For more information, visit: <https://docs.ag-ui.com/concepts/events>

```php
use NeuronAI\Chat\Stream\Adapters\AGUIAdapter;

// Instruct the agent
$handler = MyAgent::make()
    ->stream(
        new UserMessage('What is the square root of 144?')
    );

// Provide the adapter instance to the events() method
$stream = $handler->events(new AGUIAdapter());

// Process the response
foreach ($stream as $line) {
    echo $line;
}
```

### Custom Adapters

The events() method of the agent handler accept an instance of StreamAdapterInterface. So you are free to implement this interface with custom implementation, and pass it to the handler.

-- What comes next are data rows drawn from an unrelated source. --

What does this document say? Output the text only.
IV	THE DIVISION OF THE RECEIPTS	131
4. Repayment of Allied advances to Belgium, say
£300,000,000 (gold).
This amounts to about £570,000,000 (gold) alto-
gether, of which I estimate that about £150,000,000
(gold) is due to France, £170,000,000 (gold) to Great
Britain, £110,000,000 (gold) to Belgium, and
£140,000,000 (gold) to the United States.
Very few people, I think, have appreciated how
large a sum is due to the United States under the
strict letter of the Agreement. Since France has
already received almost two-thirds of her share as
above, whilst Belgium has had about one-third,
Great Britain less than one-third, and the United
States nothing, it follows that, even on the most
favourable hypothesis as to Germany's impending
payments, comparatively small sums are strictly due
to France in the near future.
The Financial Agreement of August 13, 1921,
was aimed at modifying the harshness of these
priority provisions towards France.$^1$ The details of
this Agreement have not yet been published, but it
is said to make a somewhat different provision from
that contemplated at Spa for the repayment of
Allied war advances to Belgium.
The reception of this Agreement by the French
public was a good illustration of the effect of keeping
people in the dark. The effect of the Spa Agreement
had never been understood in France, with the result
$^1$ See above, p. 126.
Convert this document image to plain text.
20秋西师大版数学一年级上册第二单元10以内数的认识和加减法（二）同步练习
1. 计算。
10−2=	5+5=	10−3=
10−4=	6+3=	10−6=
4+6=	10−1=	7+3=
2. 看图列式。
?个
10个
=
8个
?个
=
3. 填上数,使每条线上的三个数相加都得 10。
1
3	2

Here is how the interface looks like:

```php
interface StreamAdapterInterface
{
    /**
     * Transform a Neuron chunk into protocol-specific output.
     *
     * @param object $chunk Any Neuron chunk (TextChunk, ToolCallChunk, etc.)
     * @return iterable<string> One or more output lines/messages
     */
    public function transform(object $chunk): iterable;

    /**
     * Get HTTP headers for this protocol.
     *
     * @return array<string, string>
     */
    public function getHeaders(): array;

    /**
     * Protocol initialization sequence (optional).
     *
     * @return iterable<string>
     */
    public function start(): iterable;

    /**
     * Protocol termination sequence (optional).
     *
     * @return iterable<string>
     */
    public function end(): iterable;
}
```

You can always get inspiration by the built-in implementations.